Schriftführung, Registration
Irma LeuIrma Leu
Genau wie Utz und Arno ist Irma über die Düsseldorfer Schiene in das Fandom eingestiegen. Dem dortigen SF-Treff ist sie bis heute treu. Sie sagt nicht viel, aber wenn, dann trifft sie damit ins Schwarze. Und was wir in ihrer Nähe selber sagen, müssen wir uns gut überlegen. Die patente Powerfrau aus Essen protokolliert nämlich bei jeder Sitzung unsere Worte auf's Genaueste. Bei Irma laufen außerdem alle Anmeldungen auf. An der Veranstaltungskasse weiß sie genau, wer gezahlt hat und wer nicht. Mit ihren kaufmännischen Kenntnissen und ihrem gesunden Menschenverstand bildet sie das Rückgrat unseres Teams. Wir sind froh, dass wir sie haben.
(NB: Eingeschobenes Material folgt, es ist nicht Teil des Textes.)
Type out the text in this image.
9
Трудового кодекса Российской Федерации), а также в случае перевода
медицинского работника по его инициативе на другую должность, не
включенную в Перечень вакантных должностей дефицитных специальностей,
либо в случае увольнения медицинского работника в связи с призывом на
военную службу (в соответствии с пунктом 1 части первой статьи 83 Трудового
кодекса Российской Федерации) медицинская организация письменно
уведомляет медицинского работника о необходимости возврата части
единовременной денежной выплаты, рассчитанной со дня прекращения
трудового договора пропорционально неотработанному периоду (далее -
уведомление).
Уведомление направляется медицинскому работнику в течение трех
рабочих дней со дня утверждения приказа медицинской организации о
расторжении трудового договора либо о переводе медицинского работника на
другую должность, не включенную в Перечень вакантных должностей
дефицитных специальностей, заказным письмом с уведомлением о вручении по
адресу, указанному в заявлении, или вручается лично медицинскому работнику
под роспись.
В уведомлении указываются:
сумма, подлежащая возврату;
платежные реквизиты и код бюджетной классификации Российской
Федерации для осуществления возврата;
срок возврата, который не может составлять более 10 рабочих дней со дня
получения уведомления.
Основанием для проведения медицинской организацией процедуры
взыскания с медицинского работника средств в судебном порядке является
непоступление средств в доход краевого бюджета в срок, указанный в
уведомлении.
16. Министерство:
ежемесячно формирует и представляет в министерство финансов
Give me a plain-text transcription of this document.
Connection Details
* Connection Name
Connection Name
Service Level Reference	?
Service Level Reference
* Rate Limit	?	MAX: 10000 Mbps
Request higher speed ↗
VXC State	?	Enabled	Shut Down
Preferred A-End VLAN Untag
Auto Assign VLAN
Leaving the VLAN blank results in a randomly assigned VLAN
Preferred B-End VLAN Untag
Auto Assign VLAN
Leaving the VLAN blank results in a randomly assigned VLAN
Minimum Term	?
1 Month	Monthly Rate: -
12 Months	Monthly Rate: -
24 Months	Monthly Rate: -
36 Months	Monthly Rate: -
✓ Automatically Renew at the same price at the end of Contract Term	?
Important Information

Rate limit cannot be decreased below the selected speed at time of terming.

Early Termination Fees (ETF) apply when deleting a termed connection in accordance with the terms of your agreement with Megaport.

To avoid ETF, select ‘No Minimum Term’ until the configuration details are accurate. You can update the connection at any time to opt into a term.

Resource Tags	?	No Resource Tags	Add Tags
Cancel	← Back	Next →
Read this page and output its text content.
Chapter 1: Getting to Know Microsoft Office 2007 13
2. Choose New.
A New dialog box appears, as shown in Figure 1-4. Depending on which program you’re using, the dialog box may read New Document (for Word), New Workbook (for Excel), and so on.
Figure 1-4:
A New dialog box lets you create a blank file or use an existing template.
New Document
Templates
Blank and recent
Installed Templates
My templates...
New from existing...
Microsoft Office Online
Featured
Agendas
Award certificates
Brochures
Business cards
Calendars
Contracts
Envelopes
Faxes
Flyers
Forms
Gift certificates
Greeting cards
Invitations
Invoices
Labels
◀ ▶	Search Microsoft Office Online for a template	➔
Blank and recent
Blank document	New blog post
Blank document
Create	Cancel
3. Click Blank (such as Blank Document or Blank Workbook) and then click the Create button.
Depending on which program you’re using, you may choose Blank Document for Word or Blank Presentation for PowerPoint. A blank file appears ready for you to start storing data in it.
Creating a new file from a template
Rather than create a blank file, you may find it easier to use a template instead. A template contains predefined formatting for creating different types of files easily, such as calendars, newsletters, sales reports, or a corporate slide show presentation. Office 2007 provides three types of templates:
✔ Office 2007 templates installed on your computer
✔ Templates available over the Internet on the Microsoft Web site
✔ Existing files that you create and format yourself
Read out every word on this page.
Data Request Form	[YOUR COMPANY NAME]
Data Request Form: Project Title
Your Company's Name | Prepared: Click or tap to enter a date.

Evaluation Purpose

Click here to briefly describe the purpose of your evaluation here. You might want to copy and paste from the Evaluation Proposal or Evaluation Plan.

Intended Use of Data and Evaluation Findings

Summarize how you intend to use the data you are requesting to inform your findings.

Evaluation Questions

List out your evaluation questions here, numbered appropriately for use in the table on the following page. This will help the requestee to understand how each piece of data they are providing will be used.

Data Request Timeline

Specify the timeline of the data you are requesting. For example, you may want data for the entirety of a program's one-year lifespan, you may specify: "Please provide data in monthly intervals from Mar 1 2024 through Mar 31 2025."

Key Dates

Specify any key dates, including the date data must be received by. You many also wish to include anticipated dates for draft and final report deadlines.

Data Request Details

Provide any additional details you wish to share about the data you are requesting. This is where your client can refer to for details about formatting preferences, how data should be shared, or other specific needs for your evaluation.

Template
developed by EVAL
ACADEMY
Fanbetreuung und -Information

Michael Ehrt, *1969

Fan-Information, Layout Programmheft, Webpräsenz
Michael EhrtMichael Ehrt
Eigene Kinder mögen für viele einstmals engagierte Menschen der Hobby-Killer schlechthin sein. Beim Ehepaar Ehrt sieht das überhaupt nicht so aus. Sich um Stieftochter Irina und den leiblichen Sohn Marvin zu kümmern, hält Michael nicht davon ab, unsere Web-Präsenz und unsere E-Mail-Liste technisch auf dem Laufenden zu halten. Als Programmierer bei Erco in Lüdenscheid verfügt er über mehr als genug Informatik-Kenntnisse. Außerdem kümmert er sich um das Layout des Programmhefts, die Beantwortung von Fan-Anfragen und die Herstellung der Badges. Um beim DORT.con mitmachen zu können hat Michael sogar einmal auf die Teilnahme an einer Queen-Convention verzichtet – und das obwohl er einer der zehn bedeutendsten Sammler von Queen-Platten in ganz Deutschland ist! Wenn irgendjemand eine seltene Queen-Platte sucht, kann er Michael ja mal fragen, ob er sie ihm leihen würde. Die Antwort wird vermutlich „Nein“ lauten. Ansonsten wird er wohl immer so entgegenkommend sein, wie wir ihn schon lange kennen.

Astrid Ehrt, *1968

Hotels, Helferwerbung
Astrid EhrtAstrid Ehrt (hier mit zwei Freundinnen). Foto: dortcon.de/Michael Ehrt
Astrid hatte eigentlich vor, sich um noch ein paar mehr Schreihälse als nur ihre zwei Kinder zu kümmern, als sie uns beitrat. Ihre Kompetenz als Kinderbetreuerin ist unbestritten. Mehrere Cons haben davon profitiert. Bei uns allerdings hapert es noch mit den Anmeldungen. „Die Leute sollen gefälligst mehr Kinder machen!“, ist Astrids Meinung dazu. Schließlich ist sie mit gutem Beispiel voran gegangen. Töchterchen Irina beeilt sich bereits, in die Fußstapfen ihrer Eltern zu treten, und hat beim DORT.con 2005 erstmals offiziell in der Helfertruppe mitgemacht. Und – wer weiß – wir haben ja schon von Geburten in unserem Helferteam gehört. Astrid findet unterdessen für die Fans weiter günstige Hotels und bucht die Zimmer für Ehrengäste und Referenten. Außerdem kümmert sie sich um die Rekrutierung der Helfer-Truppe. Auf die derzeitige Tätigkeit seiner pfiffigen Frau angesprochen, erklärte Michael einmal: „Hausfrau und Mutter – ist zwar zutreffend, passt aber irgendwie nicht zu ihr.“ Finden wir auch.